Posted by: Michael | May 04, 2008 at 07:57 PM
Michael, we rebuilt the Axis and Western Europe because we wanted allies to confront the USSR. Our creditors confront us as the common threat, particularly the old communist Sino-Soviet block. They will will withdraw credit when they see us in a crisis. The Arabs needed our Navy to keep the Soviets out of their oil fields. The new pragmatic Russia dismisses this exigency. Although we are still necessary to maintain their monarchies, we are no longer necessary as purveyors of anything else. The Japanese support our borrowing to guarantee access to industrial and agricultural commodities, which they do not have. This worked as long as they had a monopoly of sorts on USD reserves. This game however is not going to keep playing when China, Russia and the Arabs dwarf the Japanese USD reserves. They are losing cheap access to commodities now.

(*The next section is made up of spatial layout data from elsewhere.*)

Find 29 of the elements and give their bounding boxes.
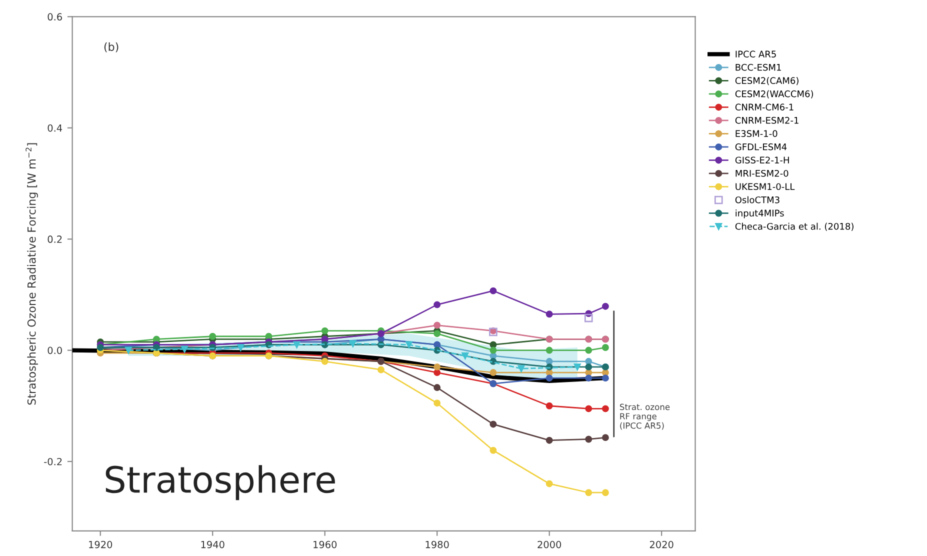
y-tick-label: -0.2 xyxy=(44,458,62,466)
legend-label: MRI-ESM2-0 xyxy=(736,170,788,177)
legend-label: OsloCTM3 xyxy=(735,196,780,204)
legend-label: CESM2(CAM6) xyxy=(735,77,798,86)
legend-label: GISS-E2-1-H xyxy=(735,156,789,164)
x-tick-label: 2020 xyxy=(650,540,674,548)
y-tick-label: 0.2 xyxy=(48,236,62,243)
legend-label: IPCC AR5 xyxy=(736,50,776,58)
legend-label: input4MIPs xyxy=(736,210,784,218)
annotation: Stratosphere xyxy=(106,465,335,500)
y-tick-label: 0.6 xyxy=(48,13,62,21)
annotation: Strat. ozone RF range (IPCC AR5) xyxy=(620,404,670,430)
legend-label: E3SM-1-0 xyxy=(736,130,778,138)
y-tick-label: 0.4 xyxy=(48,124,62,132)
x-tick-label: 1920 xyxy=(89,540,112,548)
x-tick-label: 2000 xyxy=(538,540,562,548)
x-tick-label: 1960 xyxy=(314,540,337,548)
legend-label: CNRM-CM6-1 xyxy=(735,104,794,111)
x-tick-label: 1980 xyxy=(426,540,449,548)
legend-label: GFDL-ESM4 xyxy=(735,143,787,150)
legend-label: CESM2(WACCM6) xyxy=(735,90,814,98)
legend-label: Checa-Garcia et al. (2018) xyxy=(735,222,854,231)
x-tick-label: 1940 xyxy=(201,540,224,548)
legend-label: UKESM1-0-LL xyxy=(736,183,795,190)
legend-label: BCC-ESM1 xyxy=(736,64,781,71)
y-tick-label: 0.0 xyxy=(48,346,62,354)
legend-label: CNRM-ESM2-1 xyxy=(735,116,798,124)
annotation: (b) xyxy=(104,42,118,52)
y-axis-title: Stratospheric Ozone Radiative Forcing [W m$^{−2}$] xyxy=(26,143,38,405)
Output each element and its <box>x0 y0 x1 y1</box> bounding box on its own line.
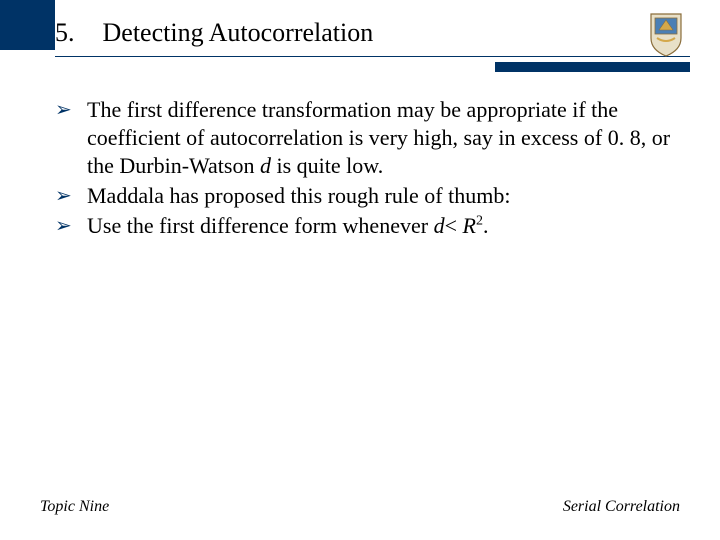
list-item: ➢ Maddala has proposed this rough rule o… <box>55 182 680 210</box>
bullet-list: ➢ The first difference transformation ma… <box>55 96 680 242</box>
header-underline <box>55 56 690 57</box>
bullet-text: Use the first difference form whenever d… <box>87 212 488 240</box>
footer-right: Serial Correlation <box>563 498 680 516</box>
bullet-marker-icon: ➢ <box>55 212 87 240</box>
footer-left: Topic Nine <box>40 498 109 516</box>
bullet-marker-icon: ➢ <box>55 96 87 180</box>
bullet-marker-icon: ➢ <box>55 182 87 210</box>
header-accent-bar <box>495 62 690 72</box>
bullet-text: The first difference transformation may … <box>87 96 680 180</box>
section-number: 5. <box>55 18 75 48</box>
list-item: ➢ The first difference transformation ma… <box>55 96 680 180</box>
corner-block <box>0 0 55 50</box>
slide-header: 5. Detecting Autocorrelation <box>55 18 690 48</box>
university-crest-icon <box>647 10 685 58</box>
bullet-text: Maddala has proposed this rough rule of … <box>87 182 510 210</box>
section-title: Detecting Autocorrelation <box>103 18 374 48</box>
list-item: ➢ Use the first difference form whenever… <box>55 212 680 240</box>
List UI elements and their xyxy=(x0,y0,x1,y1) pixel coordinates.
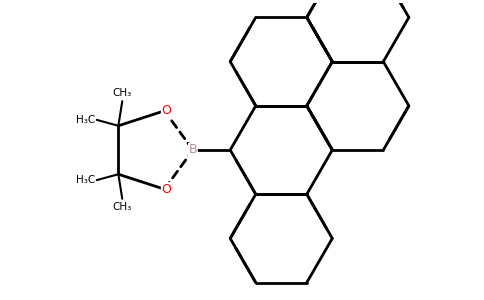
Text: H₃C: H₃C xyxy=(76,175,95,185)
Text: CH₃: CH₃ xyxy=(113,88,132,98)
Text: CH₃: CH₃ xyxy=(113,202,132,212)
Text: O: O xyxy=(162,183,171,196)
Text: O: O xyxy=(162,104,171,117)
Text: B: B xyxy=(189,143,197,157)
Text: H₃C: H₃C xyxy=(76,115,95,125)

Posted by: calvino | May 04, 2008 at 10:11 PM
Michael and Calvino are both correct. I keep saying, 'Germany and Japan won WWII.' They did, seriously, if we look at 50 years of history. One can lose a war and win a peace as well as vice versa.
I am publishing an article which crunches the latest US/Fed Reserve foreign ownership of US debts and assets which was just released by the government. I get these via email from the Fed.

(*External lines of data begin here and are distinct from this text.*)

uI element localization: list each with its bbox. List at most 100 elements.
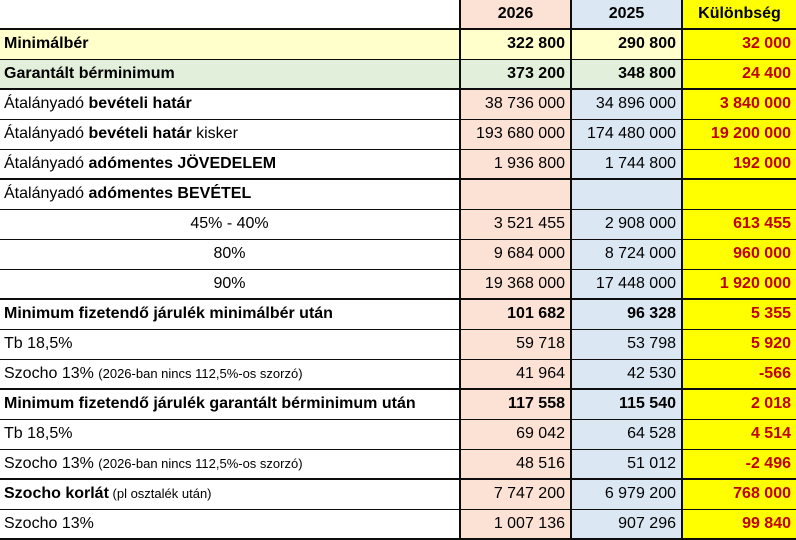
cell-2026[interactable]: 69 042: [459, 418, 571, 449]
cell-difference[interactable]: 613 455: [681, 208, 796, 239]
row-label-cell[interactable]: Átalányadó bevételi határ kisker: [0, 118, 460, 149]
cell-difference[interactable]: [681, 178, 796, 209]
label-text: 90%: [213, 274, 246, 292]
row-label-cell[interactable]: Szocho 13%: [0, 508, 460, 540]
table-row-90-szazalek: 90% 19 368 000 17 448 000 1 920 000: [0, 268, 796, 299]
row-label-cell[interactable]: Szocho korlát (pl osztalék után): [0, 478, 460, 509]
cell-2026[interactable]: 7 747 200: [459, 478, 571, 509]
row-label-cell[interactable]: 90%: [0, 268, 460, 299]
cell-difference[interactable]: 19 200 000: [681, 118, 796, 149]
cell-2025[interactable]: 34 896 000: [570, 88, 682, 119]
label-text: Szocho 13%: [4, 514, 94, 532]
cell-2026[interactable]: 193 680 000: [459, 118, 571, 149]
cell-2026[interactable]: 1 007 136: [459, 508, 571, 540]
table-row-80-szazalek: 80% 9 684 000 8 724 000 960 000: [0, 238, 796, 269]
row-label-cell[interactable]: Tb 18,5%: [0, 328, 460, 359]
cell-difference[interactable]: 960 000: [681, 238, 796, 269]
row-label-cell[interactable]: Szocho 13% (2026-ban nincs 112,5%-os szo…: [0, 358, 460, 389]
cell-2026[interactable]: 38 736 000: [459, 88, 571, 119]
cell-2025[interactable]: 51 012: [570, 448, 682, 479]
cell-difference[interactable]: 24 400: [681, 58, 796, 89]
row-label-cell[interactable]: Minimálbér: [0, 28, 460, 59]
cell-2026[interactable]: 117 558: [459, 388, 571, 419]
cell-2025[interactable]: 42 530: [570, 358, 682, 389]
cell-difference[interactable]: 99 840: [681, 508, 796, 540]
label-text-bold: adómentes JÖVEDELEM: [88, 154, 277, 172]
cell-2025[interactable]: 53 798: [570, 328, 682, 359]
cell-2026[interactable]: 41 964: [459, 358, 571, 389]
cell-2026[interactable]: [459, 178, 571, 209]
label-text: Átalányadó: [4, 185, 89, 203]
table-row-szocho-13: Szocho 13% 1 007 136 907 296 99 840: [0, 508, 796, 540]
cell-2025[interactable]: 64 528: [570, 418, 682, 449]
label-text: Szocho 13%: [4, 454, 99, 472]
cell-2025[interactable]: 96 328: [570, 298, 682, 329]
row-label-cell[interactable]: Szocho 13% (2026-ban nincs 112,5%-os szo…: [0, 448, 460, 479]
cell-2025[interactable]: 6 979 200: [570, 478, 682, 509]
cell-2025[interactable]: 17 448 000: [570, 268, 682, 299]
row-label-cell[interactable]: Átalányadó bevételi határ: [0, 88, 460, 119]
cell-difference[interactable]: 2 018: [681, 388, 796, 419]
cell-difference[interactable]: 768 000: [681, 478, 796, 509]
cell-2025[interactable]: 174 480 000: [570, 118, 682, 149]
corner-cell[interactable]: [0, 0, 460, 30]
row-label-cell[interactable]: Garantált bérminimum: [0, 58, 460, 89]
cell-2026[interactable]: 59 718: [459, 328, 571, 359]
cell-difference[interactable]: 4 514: [681, 418, 796, 449]
cell-difference[interactable]: 3 840 000: [681, 88, 796, 119]
cell-difference[interactable]: 5 920: [681, 328, 796, 359]
row-label-cell[interactable]: Átalányadó adómentes BEVÉTEL: [0, 178, 460, 209]
column-header-2025[interactable]: 2025: [570, 0, 682, 30]
table-row-szocho-korlat: Szocho korlát (pl osztalék után) 7 747 2…: [0, 478, 796, 509]
row-label-cell[interactable]: Minimum fizetendő járulék garantált bérm…: [0, 388, 460, 419]
row-label-cell[interactable]: Minimum fizetendő járulék minimálbér utá…: [0, 298, 460, 329]
cell-2025[interactable]: 290 800: [570, 28, 682, 59]
label-text-bold: bevételi határ: [88, 125, 192, 142]
cell-difference[interactable]: -2 496: [681, 448, 796, 479]
cell-2026[interactable]: 101 682: [459, 298, 571, 329]
cell-2026[interactable]: 3 521 455: [459, 208, 571, 239]
row-label-cell[interactable]: 80%: [0, 238, 460, 269]
cell-2026[interactable]: 1 936 800: [459, 148, 571, 179]
table-row-minimalber: Minimálbér 322 800 290 800 32 000: [0, 28, 796, 59]
label-text: kisker: [191, 125, 238, 142]
label-text-bold: Szocho korlát: [4, 485, 109, 503]
cell-2025[interactable]: 1 744 800: [570, 148, 682, 179]
table-row-jarulek-garantalt: Minimum fizetendő járulék garantált bérm…: [0, 388, 796, 419]
label-text-bold: Minimum fizetendő járulék garantált bérm…: [4, 395, 416, 413]
cell-2026[interactable]: 322 800: [459, 28, 571, 59]
row-label-cell[interactable]: Átalányadó adómentes JÖVEDELEM: [0, 148, 460, 179]
table-row-tb-minimalber: Tb 18,5% 59 718 53 798 5 920: [0, 328, 796, 359]
label-text: Átalányadó: [4, 154, 89, 172]
label-text: 80%: [213, 245, 246, 262]
cell-2025[interactable]: 907 296: [570, 508, 682, 540]
cell-2026[interactable]: 19 368 000: [459, 268, 571, 299]
table-row-tb-garantalt: Tb 18,5% 69 042 64 528 4 514: [0, 418, 796, 449]
label-text: Tb 18,5%: [4, 335, 73, 352]
row-label-cell[interactable]: 45% - 40%: [0, 208, 460, 239]
cell-2025[interactable]: 115 540: [570, 388, 682, 419]
cell-2026[interactable]: 373 200: [459, 58, 571, 89]
cell-difference[interactable]: 1 920 000: [681, 268, 796, 299]
cell-difference[interactable]: 5 355: [681, 298, 796, 329]
label-text-bold: Garantált bérminimum: [4, 64, 175, 82]
row-label-cell[interactable]: Tb 18,5%: [0, 418, 460, 449]
table-row-szocho-garantalt: Szocho 13% (2026-ban nincs 112,5%-os szo…: [0, 448, 796, 479]
cell-difference[interactable]: 32 000: [681, 28, 796, 59]
cell-2025[interactable]: 2 908 000: [570, 208, 682, 239]
cell-2026[interactable]: 48 516: [459, 448, 571, 479]
label-text: Szocho 13%: [4, 364, 99, 382]
cell-2026[interactable]: 9 684 000: [459, 238, 571, 269]
cell-2025[interactable]: 348 800: [570, 58, 682, 89]
label-text-bold: adómentes BEVÉTEL: [88, 185, 252, 203]
cell-difference[interactable]: 192 000: [681, 148, 796, 179]
label-text-bold: Minimum fizetendő járulék minimálbér utá…: [4, 305, 333, 323]
cell-2025[interactable]: [570, 178, 682, 209]
table-row-beveteli-hatar: Átalányadó bevételi határ 38 736 000 34 …: [0, 88, 796, 119]
header-row: 2026 2025 Különbség: [0, 0, 796, 30]
cell-difference[interactable]: -566: [681, 358, 796, 389]
column-header-kulonbseg[interactable]: Különbség: [681, 0, 796, 30]
column-header-2026[interactable]: 2026: [459, 0, 571, 30]
cell-2025[interactable]: 8 724 000: [570, 238, 682, 269]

Well, talk about a hideous eye-opener! WOW. All the numbers are there, cold and hard. We don't own ourselves.
Posted by: Elaine Meinel Supkis | May 04, 2008 at 11:05 PM
GK: Your above post makes some excellent points. I think there will be--eventually--an effort to get to the truth of how all this mess happened. One point I would take issue with is about the gas prices. The US is much more dependant on gasoline than NZ. The size of the two countrys is very different, the transit system is different. The US economy is more vulnerable to gasoline prices than other nations. And, from living here in the USA, I am SURE it is a major issue with many folks--even at $3.60/(US)gallon. As the price of gas in the US goes up, so too will emotions. And these aren't warm and fuzzy emotions either.